The American Library Association (ALA) has announced its picks for the best LGBTQ-inclusive children’s books of the year—making it one of my favorite days of the year. Let’s take a look.
The Stonewall Book Award — Mike Morgan & Larry Romans Children’s & Young Adult Literature Award (to distinguish it from the Stonewall Book Awards for adult books) is part of the ALA’s Youth Media Awards that also include the prestigious Newbery and Caldecott Medals. This year’s winners were:
- George, by Alex Gino, in the children’s book category, about a transgender girl who wants the role of Charlotte in her school’s performance of Charlotte’s Web.
- The Porcupine of Truth, by Bill Konigsberg, in the young adult category, about a straight boy, a lesbian girl, and an epic road trip.
Two honor books were also chosen:
- Wonders of the Invisible World, by Christopher Barzak, about two teens in a farming community, with spirits, curses, and first love mixed in.
- Sex is a Funny Word: A Book about Bodies, Feelings, and YOU, by Cory Silverberg and Fiona Smyth, illustrated by Fiona Smyth. I’m particularly pleased to see this book on the list, as it fills a big gap in sex education that is inclusive of all gender identities. I interviewed Silverberg and reviewed the book when it first came out.
Additionally, the ALA’s Rainbow Book List Committee announced its 2016 Rainbow List, a bibliography of books with “significant gay, lesbian, bisexual, transgender, or queer/questioning content” for youth from birth through age 18. Over 250 books published between July 2014 and December 2015 were evaluated, of which 40 (from 27 different publishers) made the final list, in addition to the Stonewall picks above. That’s up from 140 books and 15 publishers in last year’s list, supporting the committee’s observation of “the staggering increase in number of books of quality that fit the criteria of the list, as well as a number of books with bisexual and intersex representation.”
On the down side, the committee observed “the decrease in books for younger readers, as well as the continued small numbers of LGBTQ characters of color or with disabilities.
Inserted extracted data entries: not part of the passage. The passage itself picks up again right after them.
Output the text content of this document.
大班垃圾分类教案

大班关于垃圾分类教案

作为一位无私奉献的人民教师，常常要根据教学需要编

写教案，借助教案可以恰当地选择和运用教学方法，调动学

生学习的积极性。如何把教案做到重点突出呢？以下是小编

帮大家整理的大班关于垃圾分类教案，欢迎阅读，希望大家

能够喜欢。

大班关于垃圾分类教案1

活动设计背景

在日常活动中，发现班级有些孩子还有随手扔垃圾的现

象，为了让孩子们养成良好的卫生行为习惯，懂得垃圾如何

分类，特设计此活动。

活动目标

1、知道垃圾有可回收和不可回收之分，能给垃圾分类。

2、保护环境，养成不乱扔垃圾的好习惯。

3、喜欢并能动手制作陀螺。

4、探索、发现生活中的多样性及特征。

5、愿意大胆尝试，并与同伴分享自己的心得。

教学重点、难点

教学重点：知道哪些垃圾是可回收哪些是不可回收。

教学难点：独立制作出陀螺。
Also, as in previous years, high-quality nonfiction, including memoirs and history so vital to tying a culture together, remains sparse.”
In addition to all of the Stonewall Book Award picks, the Rainbow List includes the following books for younger and middle-grade children. (Most of the YA books on the list are about LGBTQ teens, not teens with LGBTQ parents—though the groups are not mutually exclusive—so I’m going to let you pop over to the Rainbow List site if you want to see those.)
- Red: A Crayon’s Story, by Michael Hall, about a crayon discovering his true color.
- Heather Has Two Mommies, by Lesléa Newman, illustrated by Laura Cornell. This is the wonderfully updated version of the classic tale. My review here.
- Families, Shelly Rotner and Sheila M. Kelly, which celebrates different types of families through colorful and fun photographs.
- Stella Brings the Family, by Miriam Schiffer, illustrated by Holly Clifton-Brown, about a girl with two dads trying to figure out who to bring as a class guest on Mother’s Day.
- Zak’s Safari, by Christy Tyner, a Kickstarter-funded book in which a young boy explains his moms’ relationship, donor insemination, and what makes a family. (My review here.)
- And on the non-fiction side for younger children is Gay & Lesbian History for Kids: The Century-Long Struggle for LGBT Rights, with 21 Activities, by Jerome Pohlen, which I reviewed here.
Sex Is a Funny Word was also chosen for the Rainbow List’s Top Ten picks, “highlighting books of exceptional queer representation and literary merit to receive particular commendation.”
I first covered the Rainbow List when it launched in 2008, and am always eager to see what each new year brings to this essential guide for librarians, teachers, parents—and most importantly, youth themselves. I’m thrilled there are so many more books to choose from, and glad there’s a thoughtful, skilled team of librarians to help us find the best ones. Congratulations to all the authors and illustrators, and thanks to the committee members for all their work!
(Make sure to check out all of the Youth Media Award winners in other categories, too. An amazing and diverse collection!)